Practical application

The concept of assessment thresholds can be illustrated in terms of the management pathway. The management process begins with the assessment of fracture probability and the categorisation of fracture risk on the basis of age, sex, BMI and the clinical risk factors. On this information alone, some patients at high risk may be offered treatment without recourse to BMD testing. For example, as noted above, most guidelines in Europe and North America recommend treatment in the absence of BMD in women with a previous fragility fracture. Many would perform a BMD test, but frequently this is for reasons other than to decide on intervention (e.g. as a baseline for monitoring treatment). There will be other instances where the probability will be so low that a decision not to treat can be made without BMD. An example might be the well woman at menopause with no clinical risk factors. Thus, not all individuals require a BMD test.

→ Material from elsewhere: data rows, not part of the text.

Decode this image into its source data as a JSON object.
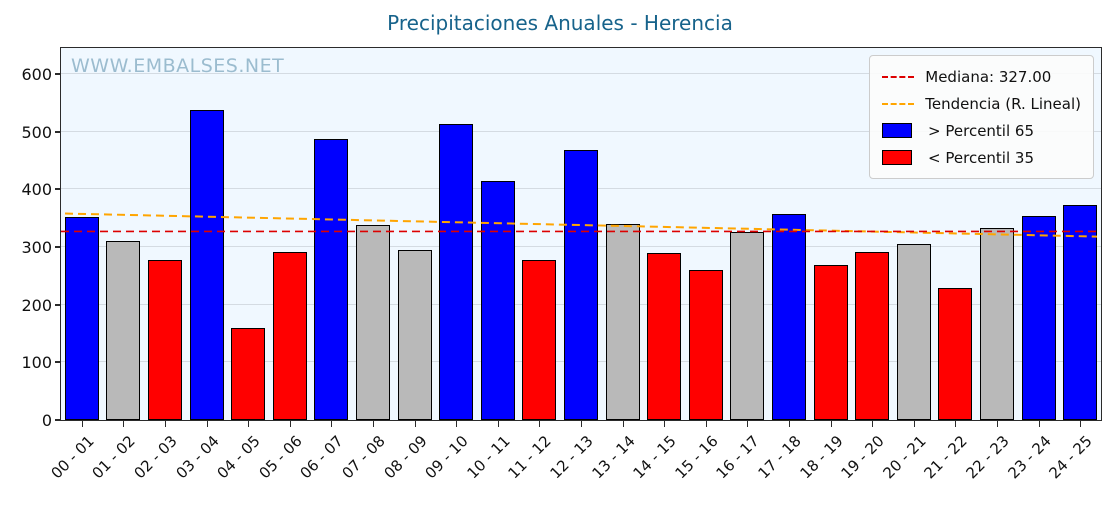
{
  "watermark": "WWW.EMBALSES.NET",
  "chart_data": {
    "type": "bar",
    "title": "Precipitaciones Anuales - Herencia",
    "categories": [
      "00 - 01",
      "01 - 02",
      "02 - 03",
      "03 - 04",
      "04 - 05",
      "05 - 06",
      "06 - 07",
      "07 - 08",
      "08 - 09",
      "09 - 10",
      "10 - 11",
      "11 - 12",
      "12 - 13",
      "13 - 14",
      "14 - 15",
      "15 - 16",
      "16 - 17",
      "17 - 18",
      "18 - 19",
      "19 - 20",
      "20 - 21",
      "21 - 22",
      "22 - 23",
      "23 - 24",
      "24 - 25"
    ],
    "values": [
      352,
      310,
      278,
      538,
      159,
      291,
      488,
      338,
      295,
      514,
      414,
      278,
      469,
      340,
      290,
      260,
      326,
      357,
      269,
      291,
      305,
      229,
      333,
      353,
      372
    ],
    "bands": [
      "above",
      "mid",
      "below",
      "above",
      "below",
      "below",
      "above",
      "mid",
      "mid",
      "above",
      "above",
      "below",
      "above",
      "mid",
      "below",
      "below",
      "mid",
      "above",
      "below",
      "below",
      "mid",
      "below",
      "mid",
      "above",
      "above"
    ],
    "band_colors": {
      "above": "#0000ff",
      "below": "#ff0000",
      "mid": "#b9b9b9"
    },
    "median": {
      "value": 327,
      "color": "#dd0000"
    },
    "trend": {
      "start": 358,
      "end": 318,
      "color": "#ffa500"
    },
    "ylim": [
      0,
      645
    ],
    "yticks": [
      0,
      100,
      200,
      300,
      400,
      500,
      600
    ],
    "xlabel": "",
    "ylabel": "",
    "grid": true,
    "legend_position": "upper right",
    "legend": [
      {
        "swatch": "dash",
        "color": "#dd0000",
        "label": "Mediana: 327.00"
      },
      {
        "swatch": "dash",
        "color": "#ffa500",
        "label": "Tendencia (R. Lineal)"
      },
      {
        "swatch": "patch",
        "color": "#0000ff",
        "label": " > Percentil 65"
      },
      {
        "swatch": "patch",
        "color": "#ff0000",
        "label": " < Percentil 35"
      }
    ]
  }
}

The use of assessment thresholds is illustrated in the management algorithm given in Fig. 3 and outlined below [29].

  1. 1.

    Women with a prior fragility fracture should be considered for treatment.

  2. 2.

    Postmenopausal women and men with a clinical risk factor should have fracture probability assessed using the FRAX tool without measurement of BMD.

  3. 3.

    Individuals with probabilities of a major osteoporotic fracture below the lower assessment threshold given in Fig. 3 can be reassured. A further assessment may be recommended in 5 years or less depending on the clinical context.

  4. 4.

    Men and women with probabilities of a major osteoporotic fracture above the upper assessment threshold (or with probabilities of a hip fracture above the upper limit) can be considered for treatment without BMD testing.

  5. 5.

    Individuals with probabilities of a major osteoporotic fracture within the limits of the assessment thresholds given in Fig. 3 should have a BMD test and probabilities recomputed. If probabilities exceed the treatment threshold, intervention should be considered.

Fig. 3
figure 3

Intervention thresholds for Kuwait as set by FRAX-based 10-year probabilities (%) of a major osteoporotic fracture. The red area is where treatment could be recommended, the green area is where treatment would not be recommended and the orange area is where BMD could be measured (where available) to enhance the estimation of fracture risk. UAT upper assessment threshold, IT intervention threshold, LAT lower assessment threshold

The intervention thresholds proposed above are not without limitations. The consequences of assessment and intervention thresholds on the requirements for BMD testing have not been explored. It will also be important to explore the cost-effectiveness of intervention and the budget impact of any changes in reimbursement policy. Despite these gaps, intervention strategies based on fracture probabilities are more effective than strategies reliant on the use of BMD alone in identifying high-risk individuals for treatment and avoiding intervention in those at low risk [32]. An added advantage is that BMD testing is not a prerequisite for assessment or treatment. This feature would be particularly useful in areas of Kuwait with limited access to DXA. It should be noted that the algorithms proposed are specific for Kuwait but the same principles can be applied to any country where a FRAX model is available. More generally, the mean BMI in Kuwaiti women is 30 kg/m2 which will have an impact in lowering the treatment threshold compared with many countries. More importantly, the thresholds derived depend critically on the hazards of fracture and death in Kuwait. Thus, each FRAX model is country specific. Notwithstanding, these factors do not nullify the general conclusion that age-dependent FRAX-based intervention thresholds identify women at higher fracture probability than fixed T-score thresholds.

We conclude that FRAX-based intervention thresholds identify men and women at higher fracture probability than fixed T-score thresholds, particularly in the elderly.